BRIEF DESCRIPTION OF THE DRAWINGS FIG. 1 is an external perspective view of a refrigerator according to an embodiment of the present invention. FIG. 2 is a perspective view showing a hinge plate and a hinge pin on a main body side. FIG. FIG. 4 is a plan sectional view showing a hinge plate mounting structure. FIG. 5 is a longitudinal sectional view showing the same. FIG. 6 is a plan view of a pin side collar. FIG. FIG. 9 is a perspective view showing the mounting structure of the pin side collar. FIG. 9 is a plan view showing the mounting posture of the left and right pin side collars.
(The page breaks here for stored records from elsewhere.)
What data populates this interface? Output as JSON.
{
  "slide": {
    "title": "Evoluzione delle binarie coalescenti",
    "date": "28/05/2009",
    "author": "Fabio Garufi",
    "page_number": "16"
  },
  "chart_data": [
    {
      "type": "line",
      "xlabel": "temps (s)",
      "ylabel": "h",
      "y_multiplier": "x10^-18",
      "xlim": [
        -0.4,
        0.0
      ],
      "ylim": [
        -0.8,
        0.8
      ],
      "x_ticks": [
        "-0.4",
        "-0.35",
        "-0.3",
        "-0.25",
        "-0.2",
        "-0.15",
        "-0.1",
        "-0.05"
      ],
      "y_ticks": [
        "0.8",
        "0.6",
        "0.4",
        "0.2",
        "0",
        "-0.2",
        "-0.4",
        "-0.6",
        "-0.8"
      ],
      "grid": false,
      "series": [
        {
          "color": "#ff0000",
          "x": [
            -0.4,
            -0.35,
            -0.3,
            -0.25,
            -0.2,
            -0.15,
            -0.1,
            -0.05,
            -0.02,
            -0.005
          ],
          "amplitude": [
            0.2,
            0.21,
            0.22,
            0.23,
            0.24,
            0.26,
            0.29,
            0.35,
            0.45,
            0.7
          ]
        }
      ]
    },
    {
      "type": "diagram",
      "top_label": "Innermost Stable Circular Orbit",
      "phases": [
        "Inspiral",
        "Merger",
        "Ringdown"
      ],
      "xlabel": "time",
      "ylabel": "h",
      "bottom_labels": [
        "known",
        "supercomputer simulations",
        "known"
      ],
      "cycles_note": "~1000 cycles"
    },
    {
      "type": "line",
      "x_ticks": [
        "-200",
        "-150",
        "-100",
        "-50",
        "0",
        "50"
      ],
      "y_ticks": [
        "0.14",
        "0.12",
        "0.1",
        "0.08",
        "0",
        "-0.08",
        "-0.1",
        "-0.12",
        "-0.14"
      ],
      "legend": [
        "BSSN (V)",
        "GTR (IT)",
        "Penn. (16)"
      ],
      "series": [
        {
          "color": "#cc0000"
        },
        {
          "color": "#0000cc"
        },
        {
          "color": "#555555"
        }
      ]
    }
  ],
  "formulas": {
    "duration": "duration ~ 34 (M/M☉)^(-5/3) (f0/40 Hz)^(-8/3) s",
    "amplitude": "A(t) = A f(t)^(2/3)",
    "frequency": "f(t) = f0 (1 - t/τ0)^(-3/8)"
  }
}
FIG. 10 is an exploded perspective view of the door. FIG. 11 is an exploded perspective view of a corner of the door. 12 is an exploded perspective view showing a mounting structure of a hinge plate on a door side. FIG. 13 is a plan view of a hole side collar. FIG. 14 is a perspective view of the same. FIG. 15 is an exploded perspective view showing a mounting structure of a closing body. FIG. 17 is an exploded perspective view showing the upper and lower hinge structures. FIG. 18 is a cross-sectional view showing the support state of the door. FIG. 19 is an exploded cross-sectional view showing the engaged state of the cam surface. FIG. 20 is a plan view showing the operation of the stopper. ... opening 7 ... doorway 8 ... door 1
8 Hinge plate 18A Hinge plate 19 Mounting part 21, 22 Insertion hole 27 Hinge pin 30
Outer box 31 Vertical frame 32 Bending part 35 Front frame 35
A: side plates 40A, 40B: mounting plate 41: connecting portion 4
2 ... screw hole 44 ... rivet 45 ... screw 82 ... bearing hole

──────────────────────────────────────────────────続 き Continued on front page (58) Field surveyed (Int.Cl. ⁷ , DB name) F25D 23/02 306

Claims (1)

(57) [Claim 1] In a heat insulating box, a door for opening and closing the entrance is rotatably supported via a hinge at a corner of the entrance, and the corner of the entrance is provided. On the inner surface side of the intersection of the horizontal frame and the vertical frame , two mounting plates are provided on the horizontal frame side and the vertical frame side.
The two mounting plates are each formed with a connecting portion bent at one end side.
At the same time, the edge where the horizontal and vertical frames intersect,
Each bent part bent inward is formed in an overlapping shape
The two mounting plates are sandwiched between the overlapping portions of the two bent portions.
The joints are butted and fixed with fasteners
The are two mounting plates is an integral, plate provided with Hinjipi emissions is, relative to the two mounting plate
Door device reservoirs, characterized by being fixed by a respective fastener.